Premature infants contribute substantially to infant morbidity and mortality especially in low resource areas. Understanding the factors that contribute to pre-mature labour in these areas would greatly influence infant morbidity, mortality and reduce paediatric healthcare costs.
Among immediate postpartum mothers who had preterm term birth compared to their counterparts who had term birth in Kitui County, to determine and compare the difference in: Herbal remedy use in pregnancy, self-medication use in pregnancy and prescription medication use in pregnancy
Study design: Unmatched case control study with a 1:4 ratio of cases to controls.

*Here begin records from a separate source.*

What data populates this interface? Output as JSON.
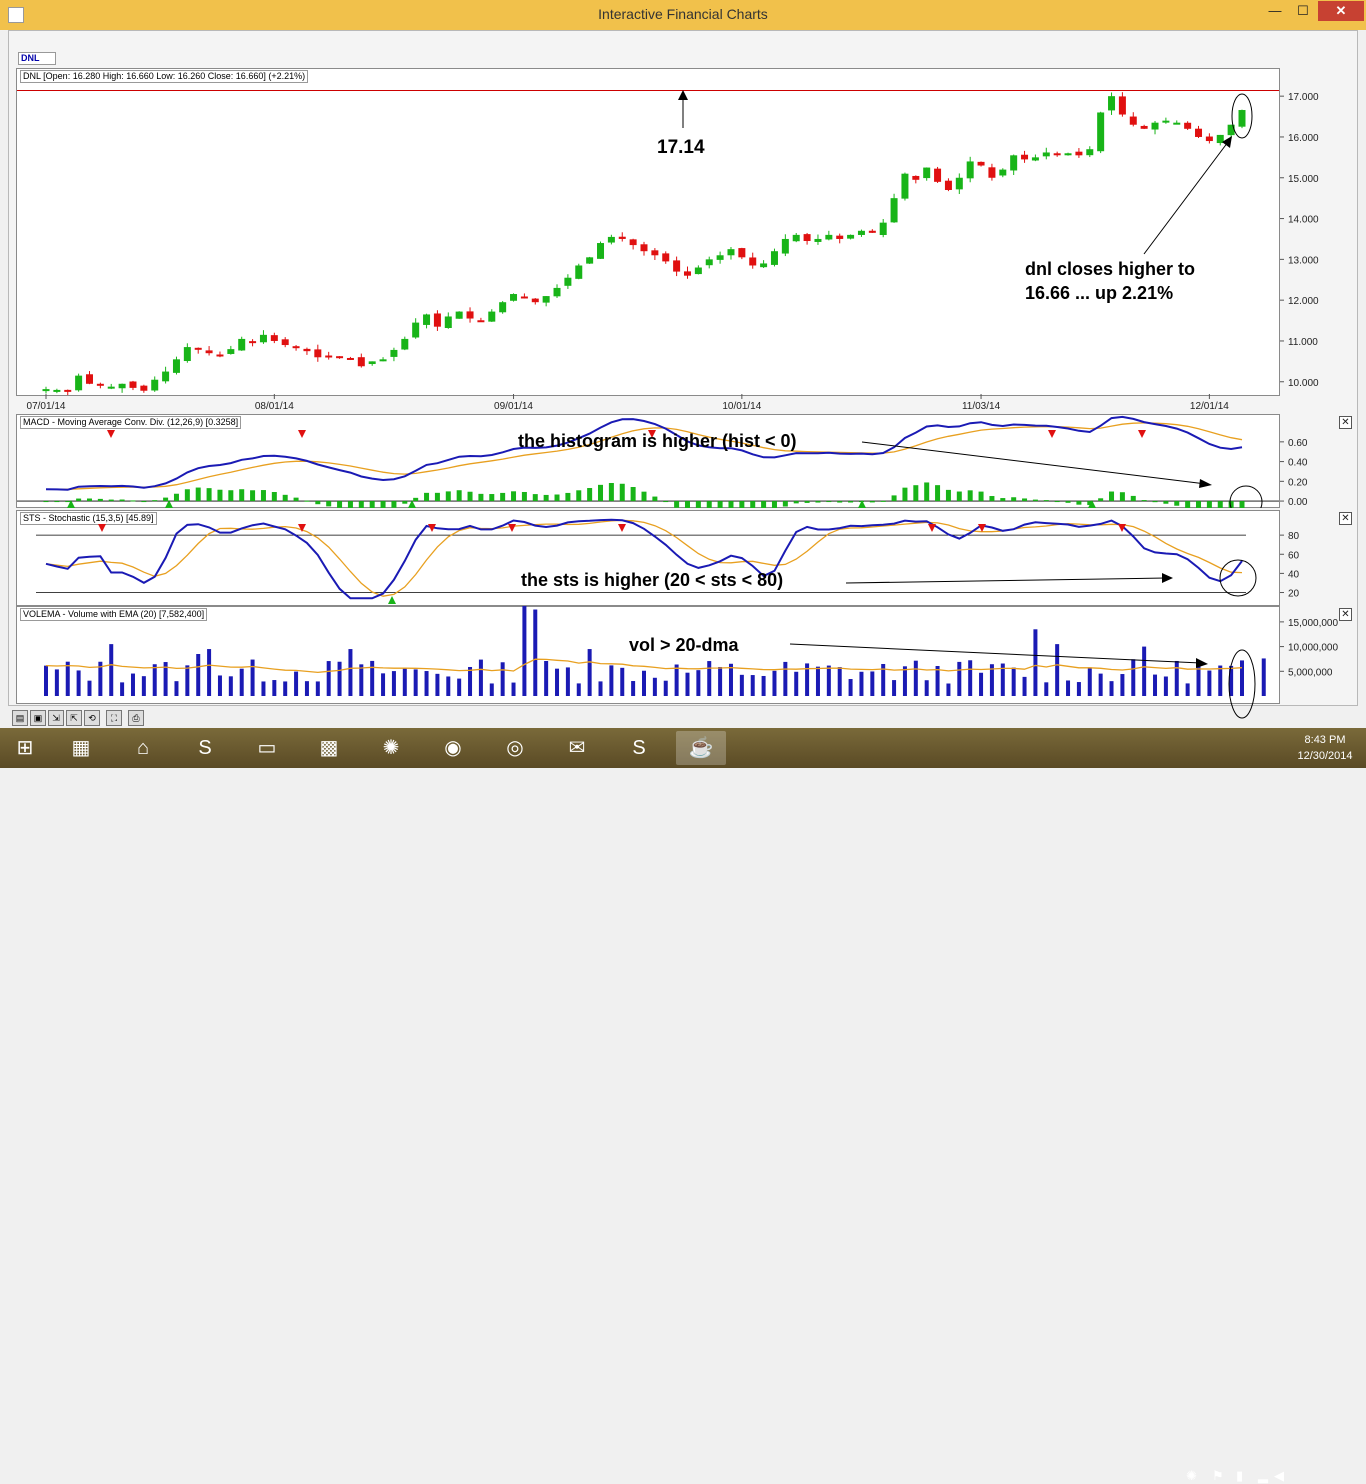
{
  "window": {
    "title": "Interactive Financial Charts",
    "min_label": "—",
    "max_label": "☐",
    "close_label": "✕"
  },
  "ticker_tab": "DNL",
  "panels": {
    "price_label": "DNL [Open: 16.280  High: 16.660  Low: 16.260  Close: 16.660] (+2.21%)",
    "macd_label": "MACD - Moving Average Conv. Div. (12,26,9) [0.3258]",
    "sts_label": "STS - Stochastic (15,3,5) [45.89]",
    "vol_label": "VOLEMA - Volume with EMA (20) [7,582,400]",
    "close_glyph": "✕"
  },
  "annotations": {
    "resistance": "17.14",
    "close_note_1": "dnl closes higher to",
    "close_note_2": "16.66 ... up 2.21%",
    "macd_note": "the histogram is higher (hist < 0)",
    "sts_note": "the sts is higher (20 < sts < 80)",
    "vol_note": "vol > 20-dma"
  },
  "colors": {
    "up": "#18b418",
    "down": "#e01010",
    "macd_line": "#1a1ab4",
    "signal_line": "#e8a020",
    "resistance_line": "#cc0000",
    "volume_bar": "#1a1ab4",
    "marker_up": "#18b418",
    "marker_down": "#e01010"
  },
  "chart_data": [
    {
      "type": "candlestick",
      "x_ticks": [
        "07/01/14",
        "08/01/14",
        "09/01/14",
        "10/01/14",
        "11/03/14",
        "12/01/14"
      ],
      "y_ticks": [
        "10.000",
        "11.000",
        "12.000",
        "13.000",
        "14.000",
        "15.000",
        "16.000",
        "17.000"
      ],
      "ylim": [
        9.7,
        17.2
      ],
      "resistance": 17.14,
      "closes": [
        9.82,
        9.8,
        9.78,
        10.15,
        9.95,
        9.92,
        9.88,
        9.95,
        9.85,
        9.78,
        10.05,
        10.25,
        10.55,
        10.85,
        10.8,
        10.7,
        10.65,
        10.8,
        11.05,
        10.95,
        11.15,
        11.0,
        10.9,
        10.85,
        10.75,
        10.6,
        10.62,
        10.6,
        10.58,
        10.38,
        10.5,
        10.55,
        10.78,
        11.05,
        11.45,
        11.65,
        11.35,
        11.6,
        11.72,
        11.55,
        11.5,
        11.72,
        11.95,
        12.15,
        12.05,
        11.95,
        12.1,
        12.3,
        12.55,
        12.85,
        13.05,
        13.4,
        13.55,
        13.5,
        13.35,
        13.2,
        13.1,
        12.95,
        12.7,
        12.6,
        12.8,
        13.0,
        13.1,
        13.25,
        13.05,
        12.85,
        12.9,
        13.2,
        13.5,
        13.6,
        13.45,
        13.5,
        13.6,
        13.5,
        13.6,
        13.7,
        13.65,
        13.9,
        14.5,
        15.1,
        14.95,
        15.25,
        14.9,
        14.7,
        15.0,
        15.4,
        15.3,
        15.0,
        15.2,
        15.55,
        15.45,
        15.5,
        15.62,
        15.58,
        15.6,
        15.55,
        15.7,
        16.6,
        17.0,
        16.55,
        16.3,
        16.2,
        16.35,
        16.4,
        16.35,
        16.2,
        16.0,
        15.9,
        16.05,
        16.3,
        16.66
      ],
      "volume_ylim": [
        0,
        17000000
      ],
      "volume_ticks": [
        "5,000,000",
        "10,000,000",
        "15,000,000"
      ]
    },
    {
      "type": "line",
      "name": "MACD",
      "y_ticks": [
        "0.00",
        "0.20",
        "0.40",
        "0.60"
      ],
      "ylim": [
        -0.05,
        0.72
      ]
    },
    {
      "type": "line",
      "name": "STS",
      "y_ticks": [
        "20",
        "40",
        "60",
        "80"
      ],
      "ylim": [
        8,
        100
      ]
    }
  ]
}
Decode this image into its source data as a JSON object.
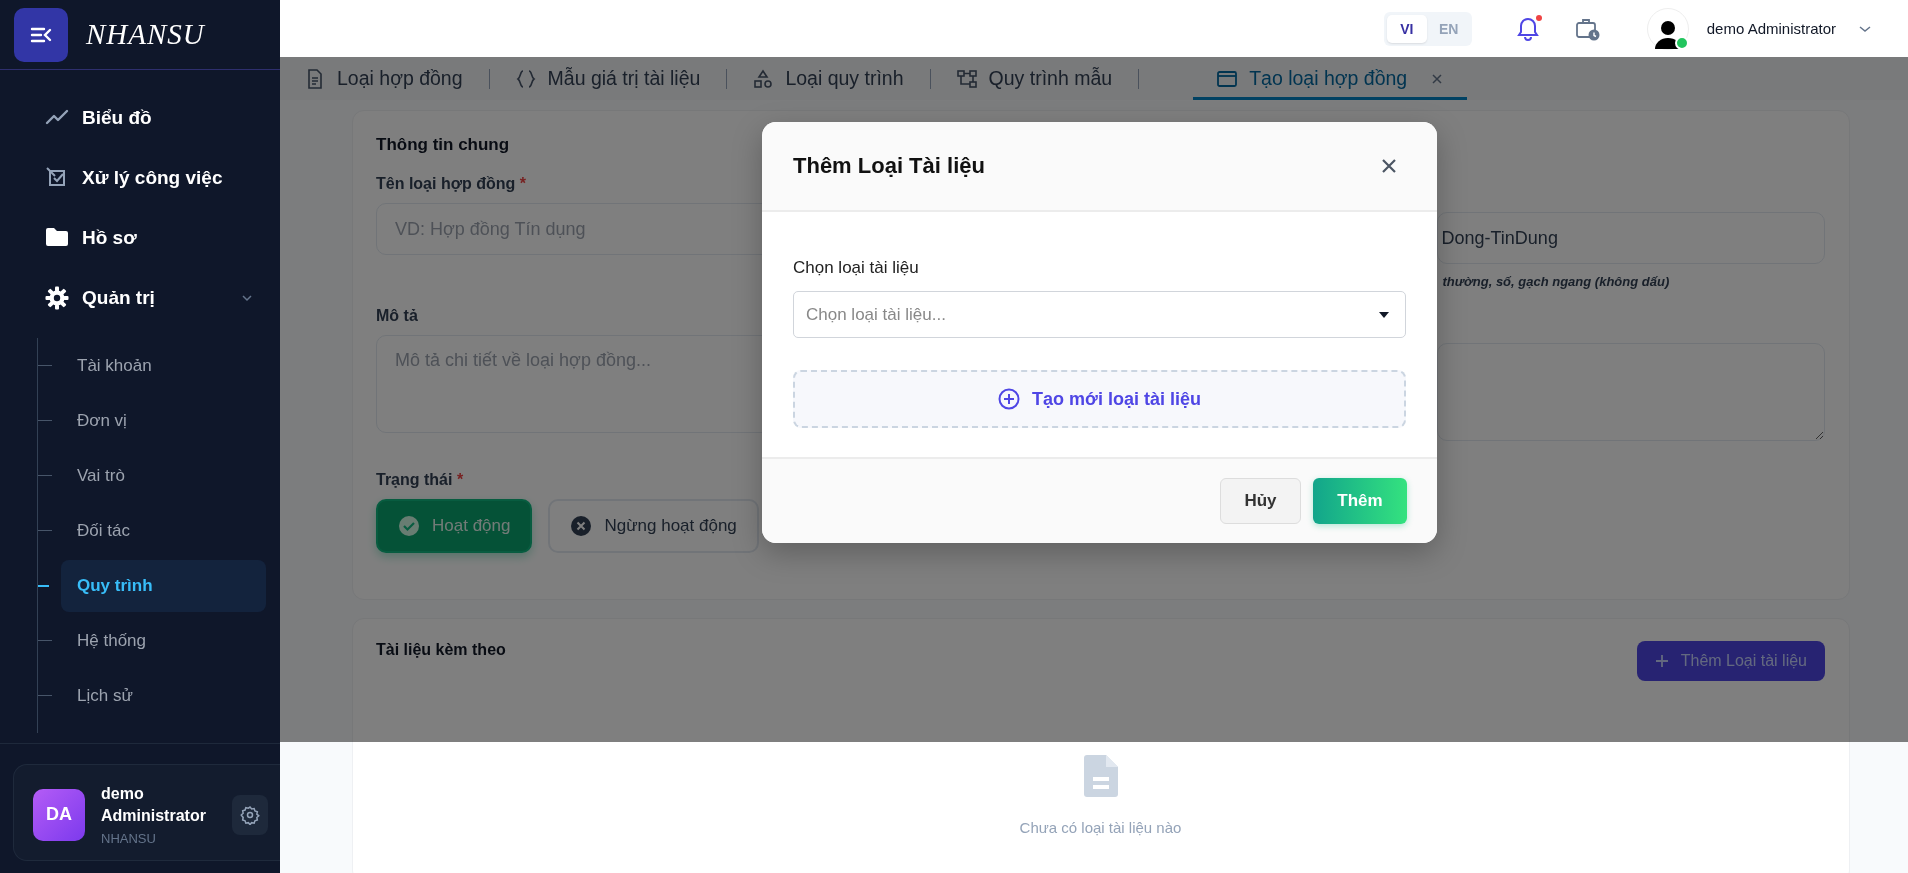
{
  "sidebar": {
    "brand": "NHANSU",
    "menu": [
      {
        "label": "Biểu đồ",
        "kind": "chart",
        "selected": false
      },
      {
        "label": "Xử lý công việc",
        "kind": "tasks",
        "selected": false
      },
      {
        "label": "Hồ sơ",
        "kind": "folder",
        "selected": false
      },
      {
        "label": "Quản trị",
        "kind": "settings",
        "selected": false,
        "expanded": true,
        "children": [
          {
            "label": "Tài khoản",
            "selected": false
          },
          {
            "label": "Đơn vị",
            "selected": false
          },
          {
            "label": "Vai trò",
            "selected": false
          },
          {
            "label": "Đối tác",
            "selected": false
          },
          {
            "label": "Quy trình",
            "selected": true
          },
          {
            "label": "Hệ thống",
            "selected": false
          },
          {
            "label": "Lịch sử",
            "selected": false
          }
        ]
      }
    ],
    "user_card": {
      "initials": "DA",
      "name": "demo Administrator",
      "org": "NHANSU"
    }
  },
  "header": {
    "languages": [
      {
        "label": "VI",
        "selected": true
      },
      {
        "label": "EN",
        "selected": false
      }
    ],
    "has_unread": true,
    "user": "demo Administrator",
    "online": true
  },
  "tabs": [
    {
      "label": "Loại hợp đồng",
      "kind": "document",
      "selected": false
    },
    {
      "label": "Mẫu giá trị tài liệu",
      "kind": "braces",
      "selected": false
    },
    {
      "label": "Loại quy trình",
      "kind": "shapes",
      "selected": false
    },
    {
      "label": "Quy trình mẫu",
      "kind": "flow",
      "selected": false
    },
    {
      "label": "Tạo loại hợp đồng",
      "kind": "window",
      "selected": true,
      "closable": true
    }
  ],
  "form": {
    "section_title": "Thông tin chung",
    "name_label": {
      "text": "Tên loại hợp đồng",
      "mark": "*"
    },
    "name_placeholder": "VD: Hợp đồng Tín dụng",
    "code_placeholder": "Dong-TinDung",
    "code_hint": "thường, số, gạch ngang (không dấu)",
    "description_label": "Mô tả",
    "description_placeholder": "Mô tả chi tiết về loại hợp đồng...",
    "status_label": {
      "text": "Trạng thái",
      "mark": "*"
    },
    "status_options": [
      {
        "label": "Hoạt động",
        "kind": "active",
        "selected": true
      },
      {
        "label": "Ngừng hoạt động",
        "kind": "inactive",
        "selected": false
      }
    ]
  },
  "attachments": {
    "title": "Tài liệu kèm theo",
    "add_button": "Thêm Loại tài liệu",
    "empty_text": "Chưa có loại tài liệu nào"
  },
  "modal": {
    "title": "Thêm Loại Tài liệu",
    "field_label": "Chọn loại tài liệu",
    "select_placeholder": "Chọn loại tài liệu...",
    "create_label": "Tạo mới loại tài liệu",
    "buttons": [
      {
        "label": "Hủy",
        "kind": "secondary"
      },
      {
        "label": "Thêm",
        "kind": "primary"
      }
    ]
  }
}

Study setting: Mwingi District Hospital and Kitui District Hospital
Study population: Immediate postpartum mothers. Cases had preterm birth and controls had term birth.
Sample size: 560 (107 cases and 453 controls): 107 eligible immediate postpartum mothers with preterm birth (Cases) and 453 eligible immediate postpartum mothers with term birth (Controls) were sampled
Data collection: Structured interviews using questionnaires administered to mothers and data abstraction form for retrieving data from patient records.
General socio-demographic maternal status: Cases were more likely to be drawn from rural (98.1%) areas compared to the controls (89.6%) and were more likely to have had more than three previous pregnancies (13.1%) compared to controls (6.2%). Cases were more likely to be of lowest levels three and four socio-economic status (38.3% and 6.5% respectively) compared to controls (25.2% and 4.9% respectively). Alcohol use was higher in cases (10.3%) compared to controls (5.1%). Preeclampsia was also more likely in the case group (9.45%) compared to control group (1.1%)
Herbal remedy use in pregnancy: On multivariate analysis, Herbal remedy risk factors for preterm birth were herbal use in the first trimester lasting two to five days (OR=11.10 [4.34-28.41], p<0.01), herbal use in the first trimester lasting six to 10 days (OR= 44.87 [4.99-403.87], p<0.01) and herbal use in the second trimester for six to 10 days (OR= 16.43 [4.53-59.57], p<0.01). Any herbal use in the first trimester was associated with higher risk (OR=7.10, [3.42-15.80], p<0.01.
Self-medication in pregnancy: On multivariate analysis, self-medication risk factors for preterm birth were use of the following medications in the first trimester for 2 to 5 days: Chlorpheniramine (OR=2.64 [1.22-19.65], p=0.012), Paracetamol (OR=1.34 [1.09-6.73], p=0.043), Amoxycillin (OR=5.72 [1.60-20.84], p=0.007) and Magnesium trisilicate (OR =7.66 [2.66-22.32], p=0.011).
Prescription medication use in pregnancy: Amoxicillin prescribed in the first trimester (OR=0.09 [0.01-0.66], p=0.043), ferrous sulphate, second trimester for more than 31 days (OR=0.22 [0.13-0.35], p<0.001), folic acid from second trimester for more than 31 days (OR=0.20 [0.12-0.34], p=0.02) and FDA category A (OR=0.27 [0.07-0.42], p=0.001) medications were associated with lower risk of preterm birth. Risk factors for preterm birth were: Omeprazole in second trimester used for 6-10 days (OR=7.92 [1.08-58.32], p=0.042), metronidazole use for two to five days in second trimester (OR=3.16 [1.23-12.06], p=0.02), Categories C (OR=3.22 [1.87-6.23], p=0.01) and D medications OR=4.23 [2.10-8.74], p=0.02.
Conclusion and Recommendations:
Low socio-economic status, alcohol use and high fertility rates are important risk factors for preterm birth. Use of herbal remedies and self-medication in pregnancy is common among the women in Kitui County and it is a major risk factor for preterm birth. Prescribers should be sensitized on safe medication use in pregnancy and management of maternal infections, folic acid and ferrous sulphate supplementation throughout pregnancy should be strengthened.